Radinger behandelt stets beide Fälle gesondert,
was aber bloß vom theoretischen Standpunkte gerechtfertigt erscheint.
Aus dem Angeführten ist klar, daß bekannte Werthe der Anfangsspannung und des
Gegendruckes, bei angenommenem Verhältnisse r/L, einen
ganz bestimmten Werth der von der Umdrehungszahl der Maschine abhängigen Fliehkraft
F bedingen, so daß Radinger in der Lage ist, die Maximalwerthe für die
Kolbengeschwindigkeiten und Umdrehungszahlen zu berechnen und tabellarisch zu
verzeichnen.
Eine weitere interessante Frage, welche Radinger
behandelt, betrifft das Minimum der Füllung.

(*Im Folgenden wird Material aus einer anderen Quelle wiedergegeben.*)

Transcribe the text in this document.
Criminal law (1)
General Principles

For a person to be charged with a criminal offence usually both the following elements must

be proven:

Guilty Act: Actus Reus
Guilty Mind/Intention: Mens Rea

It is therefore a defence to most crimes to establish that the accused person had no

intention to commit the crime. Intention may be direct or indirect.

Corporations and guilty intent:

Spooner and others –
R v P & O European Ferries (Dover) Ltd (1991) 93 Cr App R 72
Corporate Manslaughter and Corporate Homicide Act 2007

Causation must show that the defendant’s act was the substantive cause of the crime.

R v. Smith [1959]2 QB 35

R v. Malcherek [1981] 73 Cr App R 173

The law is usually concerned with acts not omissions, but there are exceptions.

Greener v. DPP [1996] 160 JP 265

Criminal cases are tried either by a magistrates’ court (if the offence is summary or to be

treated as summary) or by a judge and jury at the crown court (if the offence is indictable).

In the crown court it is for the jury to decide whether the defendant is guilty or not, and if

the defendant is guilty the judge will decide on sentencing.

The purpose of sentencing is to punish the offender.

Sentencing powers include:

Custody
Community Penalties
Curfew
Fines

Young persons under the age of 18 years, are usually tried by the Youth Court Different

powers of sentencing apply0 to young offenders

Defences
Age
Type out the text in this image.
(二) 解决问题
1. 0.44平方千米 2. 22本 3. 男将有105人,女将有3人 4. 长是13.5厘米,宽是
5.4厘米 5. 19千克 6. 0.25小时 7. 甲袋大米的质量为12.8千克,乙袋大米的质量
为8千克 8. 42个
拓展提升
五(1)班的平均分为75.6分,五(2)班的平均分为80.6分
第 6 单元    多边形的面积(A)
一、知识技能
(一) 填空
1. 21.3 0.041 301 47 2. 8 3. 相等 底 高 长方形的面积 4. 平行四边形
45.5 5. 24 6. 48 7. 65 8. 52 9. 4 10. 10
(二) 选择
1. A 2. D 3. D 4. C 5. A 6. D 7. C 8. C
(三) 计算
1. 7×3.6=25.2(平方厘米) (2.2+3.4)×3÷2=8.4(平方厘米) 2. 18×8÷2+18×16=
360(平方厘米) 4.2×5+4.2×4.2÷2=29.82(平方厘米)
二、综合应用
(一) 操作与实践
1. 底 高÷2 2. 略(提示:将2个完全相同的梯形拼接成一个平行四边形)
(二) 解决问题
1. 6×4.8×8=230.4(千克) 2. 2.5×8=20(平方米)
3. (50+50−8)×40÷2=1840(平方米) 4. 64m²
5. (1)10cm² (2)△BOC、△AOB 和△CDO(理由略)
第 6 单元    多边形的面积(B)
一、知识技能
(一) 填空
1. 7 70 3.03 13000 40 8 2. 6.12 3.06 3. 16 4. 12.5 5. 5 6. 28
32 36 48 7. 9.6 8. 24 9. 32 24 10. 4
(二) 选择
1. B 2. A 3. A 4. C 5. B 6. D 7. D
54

Soll selbst bei richtig eingeleiteter Bewegung der freie Ueberdruck durch den
Beschleunigungsdruck nicht nachträglich aufgezehrt werden, so muß ein gewisses
Minimum der Füllung vorhanden seyn (Fig. 7).
Radinger findet für den Grad der Füllung den
Ausdruck:
Textabbildung Bd. 197, S. 468
Hierbei wurde in dem Ausdrucke für den Kolbenweg s = r[1 – cos ω
– 1/2 r/L sin²ω] (Rückgang) das 3. Glied in der Klammer
vernachlässigt und die Annahme gemacht, daß für den Kurbelwinkel ω = 60° der Massendruck dem freien
Ueberdrucke auf den Kolben gleichkommt, oder mit anderen Worten, daß das Minimum der
Horizontaldrücke auf den Kurbelzapfen einem Kurbelwinkel ω = 60° entspricht.Mit dieser Annahme kann man sich ganz gut einverstanden erklären, denn sie
vereinfacht die Rechnung bedeutend, ohne das Resultat wesentlich zu stören.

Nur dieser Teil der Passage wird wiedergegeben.